Effect of chronic obstructive pulmonary disease on swallowing function in stroke patients

Park GW, Kim SK, Lee CH, Kim CR, Jeong HJ, Kim DK.

Ann Rehabil Med. 2015 Apr;39(2):218-25. doi: 10.5535/arm.2015.39.2.218. Epub 2015 Apr 24.




To investigate the prevalence of chronic obstructive pulmonary disease (COPD) in stroke patients, and to assess the difference in swallowing function between stroke patients with COPD (COPD group) and stroke patients without COPD (control group).
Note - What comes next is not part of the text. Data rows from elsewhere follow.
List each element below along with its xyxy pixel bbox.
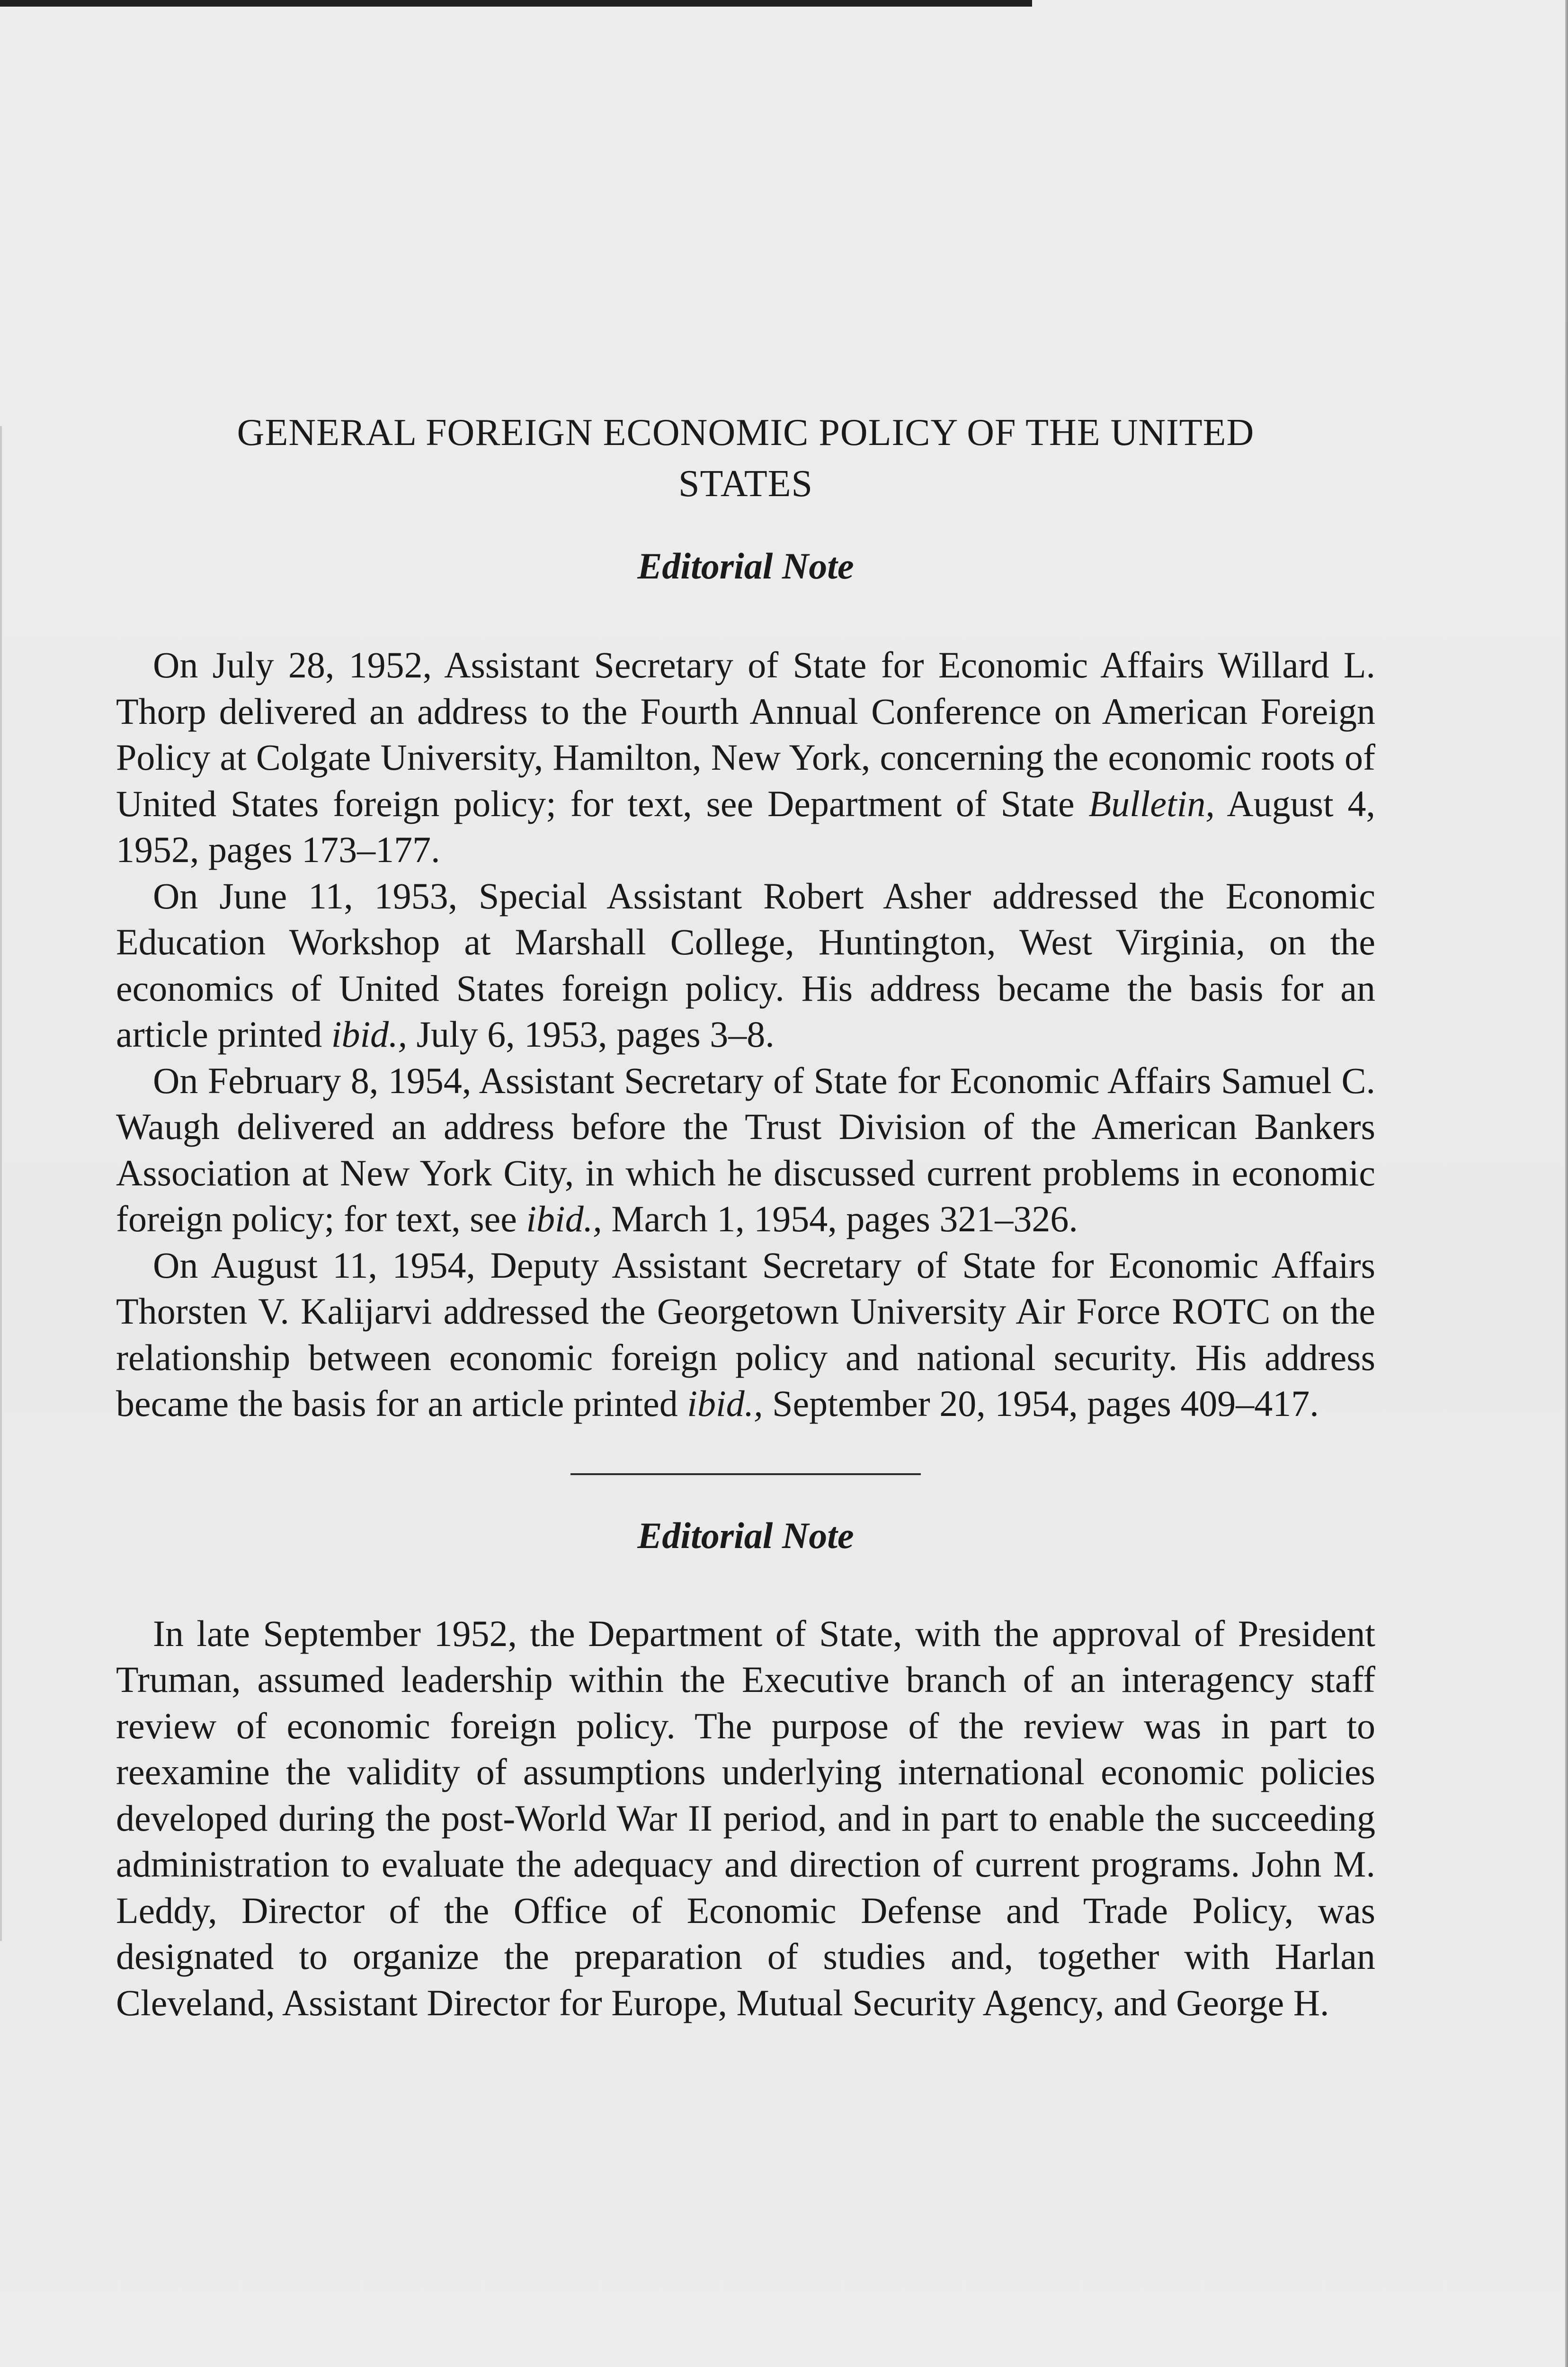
paragraph-text: On June 11, 1953, Special Assistant Robert Asher addressed the Economic Education Workshop at Marshall College, Huntington, West Virginia, on the economics of United States foreign policy. His address became the basis for an article printed [116, 875, 1375, 1055]
scan-right-edge [1565, 0, 1568, 2367]
editorial-note-section-2 [116, 1611, 1375, 2026]
paragraph-kalijarvi-address [116, 1242, 1375, 1427]
paragraph-text-after: September 20, 1954, pages 409–417. [763, 1383, 1319, 1424]
page-title [116, 407, 1375, 509]
paragraph-staff-review: In late September 1952, the Department of State, with the approval of President Truman, assumed leadership within the Executive branch of an interagency staff review of economic foreign policy. The purpose of the review was in part to reexamine the validity of assumptions underlying international economic policies developed during the post-World War II period, and in part to enable the succeeding administration to evaluate the adequacy and direction of current programs. John M. Leddy, Director of the Office of Economic Defense and Trade Policy, was designated to organize the preparation of studies and, together with Harlan Cleveland, Assistant Director for Europe, Mutual Security Agency, and George H. [116, 1612, 1375, 2023]
scan-top-edge [0, 0, 1032, 7]
citation-italic: ibid., [526, 1198, 602, 1239]
paragraph-text: On August 11, 1954, Deputy Assistant Secretary of State for Economic Affairs Thorsten V. Kalijarvi addressed the Georgetown University Air Force ROTC on the relationship between economic foreign policy and national security. His address became the basis for an article printed [116, 1244, 1375, 1424]
page-title-line-2: STATES [678, 463, 813, 505]
editorial-note-heading-2: Editorial Note [637, 1514, 854, 1556]
paragraph-text: On July 28, 1952, Assistant Secretary of State for Economic Affairs Willard L. Thorp delivered an address to the Fourth Annual Conference on American Foreign Policy at Colgate University, Hamilton, New York, concerning the economic roots of United States foreign policy; for text, see Department of State [116, 644, 1375, 824]
citation-italic: ibid., [687, 1383, 763, 1424]
paragraph-asher-address [116, 873, 1375, 1058]
paragraph-text: On February 8, 1954, Assistant Secretary of State for Economic Affairs Samuel C. Waugh delivered an address before the Trust Division of the American Bankers Association at New York City, in which he discussed current problems in economic foreign policy; for text, see [116, 1059, 1375, 1239]
editorial-note-heading-1: Editorial Note [637, 545, 854, 587]
paragraph-text-after: July 6, 1953, pages 3–8. [407, 1014, 775, 1055]
editorial-note-section-1 [116, 642, 1375, 1427]
citation-italic: Bulletin, [1088, 783, 1215, 824]
paragraph-text-after: March 1, 1954, pages 321–326. [602, 1198, 1078, 1239]
scan-left-edge [0, 426, 2, 1941]
paragraph-waugh-address [116, 1058, 1375, 1242]
section-divider [570, 1473, 921, 1475]
citation-italic: ibid., [331, 1014, 408, 1055]
page-content [116, 407, 1375, 2026]
paragraph-thorp-address [116, 642, 1375, 873]
paragraph-text-after: August 4, 1952, pages 173–177. [116, 783, 1375, 870]
page-title-line-1: GENERAL FOREIGN ECONOMIC POLICY OF THE UNITED [237, 412, 1255, 454]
The subjects included 103 stroke patients. They underwent the pulmonary function test and were assigned to either the COPD group or the control group. Their penetration-aspiration scale (PAS) scores and functional dysphagia scale scores were compared by performing a videofluoroscopic swallowing study. The intergroup differences in lip closure, bolus formation, mastication, and the oral transit time, laryngeal elevation, cricopharyngeal dysfunction, oronasal regurgitation, residue in pyriform sinus and vallecula, pharyngeal transit time, aspiration, and esophageal relaxation were also compared.


Thirty patients were diagnosed with COPD. The COPD group showed statistically higher PAS scores (4.67±2.15) compared to the control group (2.89±1.71). Moreover, aspiration occurred more frequently in the COPD group with statistical significance (p<0.05). The COPD group also showed higher occurrence of cricopharyngeal dysfunction, albeit without statistical significance.


This study shows that a considerable number of stroke patients had COPD, and stroke patients with COPD had higher risk of aspiration than stroke patients without COPD.